Scores of Indian professionals taking up a pg in data science in India expecting that the degree will open dream salaries and high-growth opportunities. However, reality strikes back, as soon as most people graduate: all of their peers are striving to get the same position, and job websites are full of identical looking resumes. Why then do some people cut through the noise and go big when others stagnate? This is the tale that actually shifted the needle within the career of one analyst and the unforeseen actions that transformed a small 6 LPA position into a 28 LPA offer in less than two years.
A PG in Data Science in India Is not Your Ultimate Weapon
Do not get me wrong, a credential is capable of opening doors. It is what you do when you get it which gains leverage. Ankit is one of these professionals who learned it with his skin. After a pg in data science in India, Ankit was ready to get called by a lot of recruiters. In place of that he found silence.
This is what came to change: he no longer waited around and instead he began to start treating his career like a product launch. All his projects done, either being freelance work, Kaggle competitions, or open-source ones were presented in a compelling packaging. He stopped being a person who learnt Python and turned into the one who solved real forecasting problems party of a D2C brand using Prophet and ARIMA.
The degree assisted him in getting the language of data science. However, he stepped on the real career acceleration after learning to talk the language of value.
Strategic positioning > Blind Upskilling
A majority of the Indian professionals are trapped in the more skills-more offers syndrome. Ankit didn't. In the short time after landing his first job post-PG at a small analytics company, one major fact struck him like a ton of bricks: his company was selling bundled analytics services to internationally based clients, yet the majority of juniors in analytics firms were doing the opposite of meeting customers. He never turned down a client call even where it involved overtime.
Why? Visibility.
By answering calls, drafting post-analysis reports, and translating model results into non-technical terms to explain them to the stakeholders, he earned credibility, which is a quality not attainable in a classroom. This was what made him not only a data scientist, but a communicator between data and business outputs. The next interview that he went in to take up a position in, he led with stories, not stats. Employers adore demonstrations of influence, not talent.

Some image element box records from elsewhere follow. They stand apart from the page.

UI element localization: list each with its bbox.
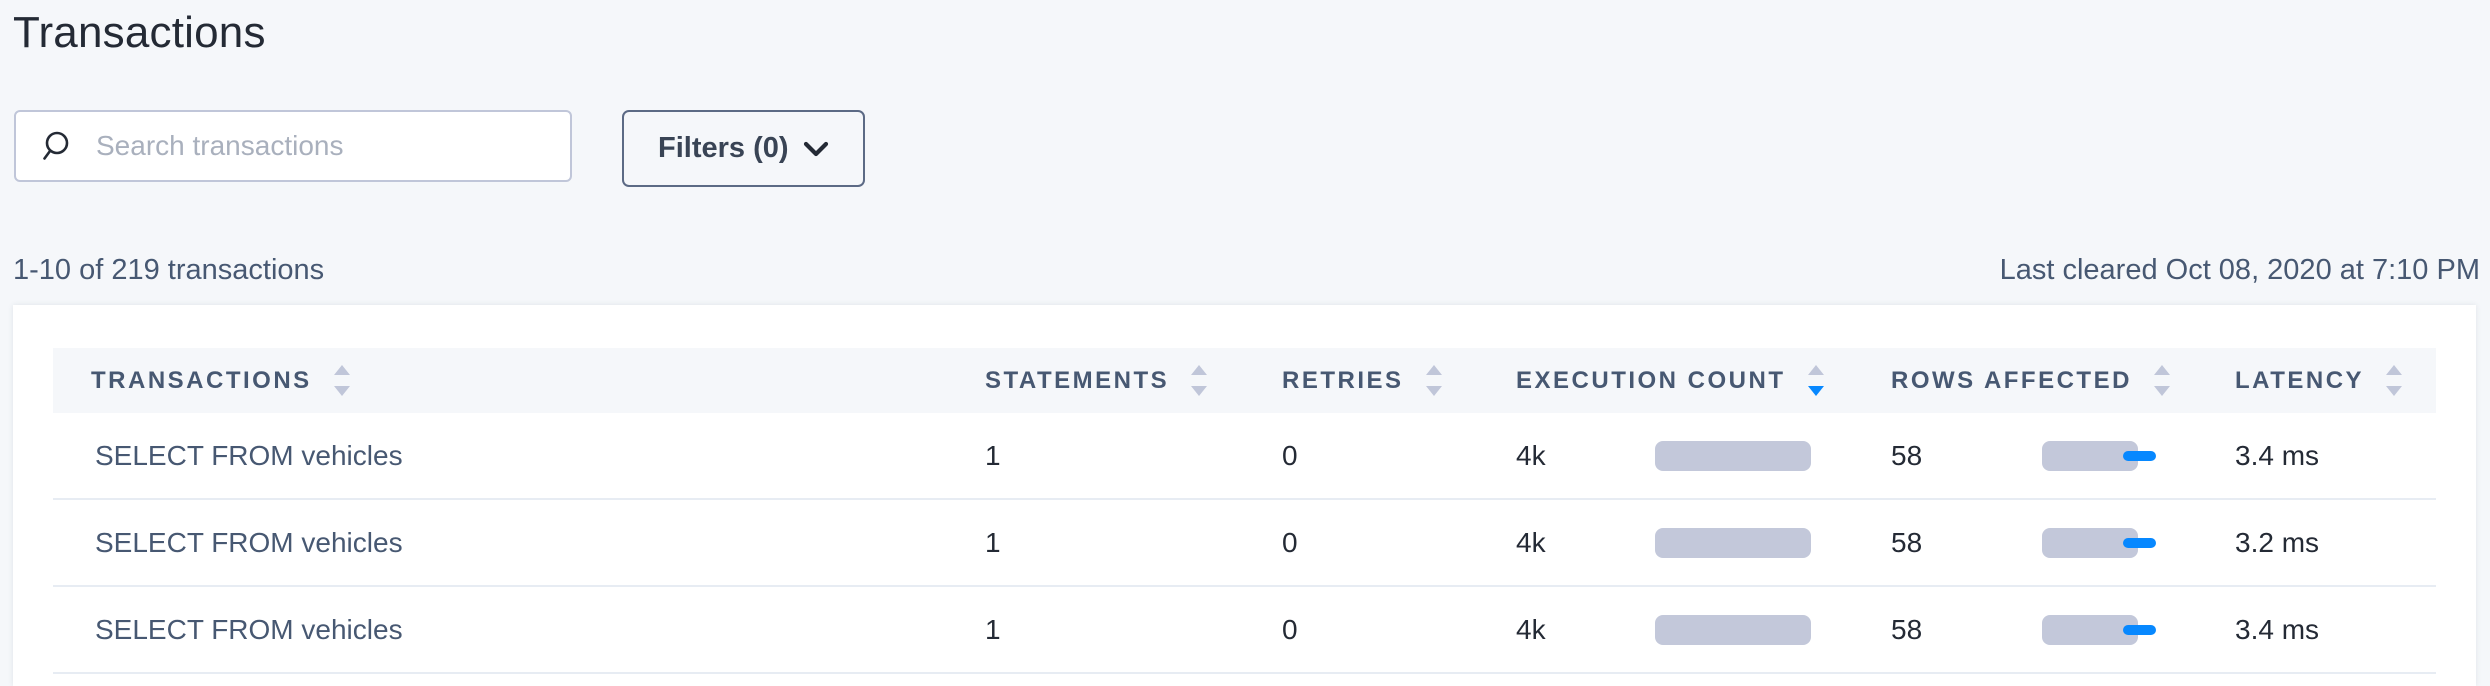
rows-affected-bar <box>2042 440 2138 471</box>
execution-count-bar <box>1655 614 1811 645</box>
sort-arrows-icon[interactable] <box>333 365 350 396</box>
chevron-down-icon <box>803 141 828 156</box>
execution-count-cell: 4k <box>1516 526 1546 558</box>
table-row: SELECT FROM vehicles 1 0 4k 58 3.2 ms <box>53 500 2436 587</box>
search-input[interactable] <box>96 130 556 162</box>
page-title: Transactions <box>13 8 266 57</box>
rows-affected-marker <box>2123 624 2156 635</box>
execution-count-bar <box>1655 440 1811 471</box>
last-cleared-text: Last cleared Oct 08, 2020 at 7:10 PM <box>1999 254 2480 286</box>
rows-affected-cell: 58 <box>1891 613 1923 645</box>
table-row: SELECT FROM vehicles 1 0 4k 58 3.4 ms <box>53 413 2436 500</box>
summary-line: 1-10 of 219 transactions Last cleared Oc… <box>13 254 2480 287</box>
rows-affected-marker <box>2123 450 2156 461</box>
filters-button[interactable]: Filters (0) <box>622 110 865 187</box>
column-header-rows-affected[interactable]: Rows Affected <box>1891 365 2235 396</box>
sort-arrows-icon[interactable] <box>1191 365 1208 396</box>
transaction-link[interactable]: SELECT FROM vehicles <box>95 613 403 645</box>
retries-cell: 0 <box>1282 526 1298 558</box>
controls-row: Filters (0) <box>14 110 865 187</box>
column-header-transactions[interactable]: Transactions <box>53 365 985 396</box>
execution-count-bar <box>1655 527 1811 558</box>
column-header-retries[interactable]: Retries <box>1282 365 1516 396</box>
rows-affected-cell: 58 <box>1891 439 1923 471</box>
rows-affected-cell: 58 <box>1891 526 1923 558</box>
sort-arrows-icon[interactable] <box>2153 365 2170 396</box>
rows-affected-marker <box>2123 537 2156 548</box>
search-box[interactable] <box>14 110 572 182</box>
latency-cell: 3.4 ms <box>2235 439 2320 471</box>
column-header-latency[interactable]: Latency <box>2235 365 2435 396</box>
transactions-table-card: Transactions Statements Retries Executio… <box>13 305 2476 686</box>
rows-affected-bar <box>2042 614 2138 645</box>
latency-cell: 3.2 ms <box>2235 526 2320 558</box>
retries-cell: 0 <box>1282 613 1298 645</box>
sort-arrows-icon[interactable] <box>2386 365 2403 396</box>
retries-cell: 0 <box>1282 439 1298 471</box>
execution-count-cell: 4k <box>1516 439 1546 471</box>
filters-button-label: Filters (0) <box>658 132 789 164</box>
sort-arrows-icon[interactable] <box>1425 365 1442 396</box>
statements-cell: 1 <box>985 439 1001 471</box>
transaction-link[interactable]: SELECT FROM vehicles <box>95 439 403 471</box>
transaction-link[interactable]: SELECT FROM vehicles <box>95 526 403 558</box>
rows-affected-bar <box>2042 527 2138 558</box>
latency-cell: 3.4 ms <box>2235 613 2320 645</box>
statements-cell: 1 <box>985 526 1001 558</box>
result-range-text: 1-10 of 219 transactions <box>13 254 325 286</box>
statements-cell: 1 <box>985 613 1001 645</box>
column-header-statements[interactable]: Statements <box>985 365 1282 396</box>
execution-count-cell: 4k <box>1516 613 1546 645</box>
column-header-execution-count[interactable]: Execution Count <box>1516 365 1891 396</box>
magnifier-icon <box>43 131 69 160</box>
sort-arrows-icon-active-desc[interactable] <box>1807 365 1824 396</box>
table-header-row: Transactions Statements Retries Executio… <box>53 348 2436 413</box>
table-row: SELECT FROM vehicles 1 0 4k 58 3.4 ms <box>53 587 2436 674</box>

The Secret Personal Branding
As soon as Ankit crossed the 12-15 LPA mark, he began to use LinkedIn as his second resume. Not to take selfies or humblebragging, but to post brief analyses of projects (redacted to be confidential), insights of tools he has tried, and what he has learnt in bumpy situations during a deployment.
He moved into the limelight. A single discussion about the reason why most Indian data science teams are misusing A/B testing resulted in a chill response of a hiring manager of a fintech company. After six weeks, he received a 28 lpa offer (not because of the PG in him, but because someone found him as solving a problem, rather than being a word match).
Take Your Next Step by following the Market
The other lesson: degrees do not attract reward in the marketplace, scarcity does. Ankit did not make his resume hot by picking up every hot tool he could, but specialized in at least 2-3 areas with limited supply and high demand, i.e. time-series modeling, causal inference, and basic ML ops. These were not the most glamorous capabilities, but they were unrepresented among his competition in the peer group, but they perfectly matched the companies he wanted to target.
Conclusion
Provided that you anticipate a pg in data science in India coming to your rescue and do all the hard work, you are bound to stall. However, in case you view it as a launch pad, which allows you to accumulate the necessary amount of knowledge to create, the required amount of credibility to present, and the needed amount of self-confidence to become a tester, then it can be a game changer.
The jump between 6 LPA and 28 LPA did not have anything to do with luck and privilege. It was leverage, story and fearless implementation. Today, the professionals who succeed in the ever-changing data environment are those that not only learn but they also construct, disseminate and tactically appear.